Cosmetic or aesthetic surgery is a constantly expanding market, and one which has also flourished in Northern Ireland in the last number of years. By its very nature, cosmetic surgery differs from procedures performed in hospitals throughout the country on a daily basis. Cosmetic surgery is elective, and entails a choice being made by a patient to go ‘under the knife’ in order to achieve a desired result. That being said, cosmetic surgery is still surgery, and carries with it a number of significant risks, the greatest of which is of course, death.
In the last decade or so, cosmetic surgery has taken on a new feature, with the development of ‘surgical tourism’, whereby vast numbers of patients venture abroad for procedures at a reduced cost. Whilst the potential risks inherent in opting for surgery in a foreign country without knowledge of the surgeon or the medical practices has been well documented, the fact remains that within the UK itself, cosmetic surgery remains a largely unregulated market.
In reality, very few countries have systems of regulation in force and whilst there have been attempts at instituting a system of regulation in this jurisdiction, to date there is still no compulsory registration or one regulatory body responsible for overseeing cosmetic surgeons. Cosmetic surgery is not a recognised speciality and as such there is no specific training required. In most cases the only safeguard put in place is a requirement by the admitting hospital or practice that the surgeon be a member of the GMC Specialist Register. A number of proposals have been made to rectify this situation, but at present none have been enacted.
The most popular forms of cosmetic surgery which patients opt for include breast implants or reduction, rhinoplasty, facelifts and liposuction. Each of these procedures run the risks associated with surgery: heavy blood loss, bruising, infection, deep vein thrombosis, wound healing problems, scarring, haematoma, pulmonary oedema and death. However, much litigation arising out of cosmetic surgery derives from the concept of informed consent. The 2004 House of Lords case of Chester v Afshar made it abundantly clear that a patient has the right to be fully informed of the risks inherent in any surgery before embarking upon same.
Since that case, the doctrine of consent has become a key question for consideration in almost every case of medical negligence. It becomes particularly relevant in cases involving cosmetic surgery, where the patient is specifically opting to undergo a procedure to achieve a desired aesthetic outcome. Most medico-legal disputes centre on what information was given to the patient at the initial consultation. Therefore, whilst surgeons can be sued for poor surgical performance or substandard post-operative care, in reality it is most frequently the lack of informed consent that leads to allegations of negligence.
Patients whose initial expectations are not met frequently resort to litigation. For these reasons, the burden of proof on a surgeon undertaking to perform cosmetic surgery is generally thought to be of a higher standard than that which applies to an NHS doctor. Case law has highlighted the importance of fully informed consent in the encounter between the cosmetic surgeon and the patient. In one English case, Christine Williamson v. East London and the City Health Authority & ORS, a patient was awarded damages for medical negligence after her surgeon performed a mastectomy rather than replacing her silicone breast implants.
In another case, O’Keefe v. Harvey-Kemble, the English Court of Appeal held that the surgeon had not informed the claimant of the risks associated with breast implants, most notably the very high risk of encapsulation which in fact ensued. Had she been so informed it was found to be more than probable that she would not have chosen to undergo the original operation. She would not then have had to undergo a further seven painful and distressing operations. The surgeon was also found not to have assessed the aspirations of the patient as to outcome or to have given proper written advice about risks for her to study at a later date.

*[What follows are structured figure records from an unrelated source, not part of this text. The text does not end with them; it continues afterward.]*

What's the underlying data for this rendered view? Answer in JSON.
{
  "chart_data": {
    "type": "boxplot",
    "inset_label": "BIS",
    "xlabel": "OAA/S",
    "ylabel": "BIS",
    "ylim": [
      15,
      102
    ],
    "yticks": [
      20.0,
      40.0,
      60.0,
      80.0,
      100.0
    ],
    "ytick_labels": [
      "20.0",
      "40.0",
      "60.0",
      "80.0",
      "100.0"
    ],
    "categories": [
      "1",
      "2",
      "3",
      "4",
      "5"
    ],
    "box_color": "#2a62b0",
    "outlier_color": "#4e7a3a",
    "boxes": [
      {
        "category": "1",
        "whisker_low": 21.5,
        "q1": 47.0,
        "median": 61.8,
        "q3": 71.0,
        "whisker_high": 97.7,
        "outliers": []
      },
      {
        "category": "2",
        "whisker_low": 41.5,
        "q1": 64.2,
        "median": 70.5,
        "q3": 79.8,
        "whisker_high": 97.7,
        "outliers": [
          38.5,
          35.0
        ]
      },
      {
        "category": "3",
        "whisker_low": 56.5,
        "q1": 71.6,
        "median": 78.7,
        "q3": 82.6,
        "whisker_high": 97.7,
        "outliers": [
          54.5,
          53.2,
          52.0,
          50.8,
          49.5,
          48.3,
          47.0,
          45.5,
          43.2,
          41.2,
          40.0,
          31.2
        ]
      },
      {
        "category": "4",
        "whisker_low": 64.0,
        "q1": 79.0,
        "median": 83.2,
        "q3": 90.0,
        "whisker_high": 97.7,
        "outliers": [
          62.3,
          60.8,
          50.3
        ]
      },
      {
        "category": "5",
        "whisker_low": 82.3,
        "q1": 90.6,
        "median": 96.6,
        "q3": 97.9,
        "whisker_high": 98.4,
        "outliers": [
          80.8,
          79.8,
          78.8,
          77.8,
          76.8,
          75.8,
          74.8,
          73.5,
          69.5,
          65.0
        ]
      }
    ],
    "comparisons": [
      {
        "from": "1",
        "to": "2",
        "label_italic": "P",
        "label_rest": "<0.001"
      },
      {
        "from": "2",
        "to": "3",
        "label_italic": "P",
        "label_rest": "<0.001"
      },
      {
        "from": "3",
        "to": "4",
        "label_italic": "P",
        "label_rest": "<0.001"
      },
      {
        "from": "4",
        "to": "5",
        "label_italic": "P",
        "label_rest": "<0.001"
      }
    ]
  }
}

It follows from this that when a patient is opting for cosmetic surgery, the initial consultation between the patient and the doctor should provide an opportunity for a detailed discussion of the patient’s expectations, the procedure and the risks involved. It should be emphasised that cosmetic surgery remains surgery nonetheless and that the risks involved are real. In this type of surgery in particular there is an obligation to minimise expectations. The patient should be advised realistically of what they can achieve from the surgery and what is simply unattainable.
In order to ensure that this is the case, the surgeon should seek to understand the patient’s concerns to establish if they can be satisfied. A particular risk that should be discussed at length in all cases of cosmetic surgery is the potential for scarring. It should be emphasised that the simple fact that someone is left with scarring following a procedure does not in itself equate to negligence on the part of the surgeon performing the operation. Complications can occur even with the best care in the world having been provided.
However, a failure to have provided the patient with a warning in this regard may indeed lead to an actionable claim on the part of a patient. It is highly advisable that a cosmetic surgeon advise a prospective patient of the alternatives to the procedure which they are to undergo. It also to be recommended that a pre-operative photograph be taken and that the pre-operative assessment take place a few weeks prior to the surgery, rather than on the same date. All things considered, it would appear that the key to success in cosmetic surgery is in awareness of clinical risks and the effective management of same by the surgeon.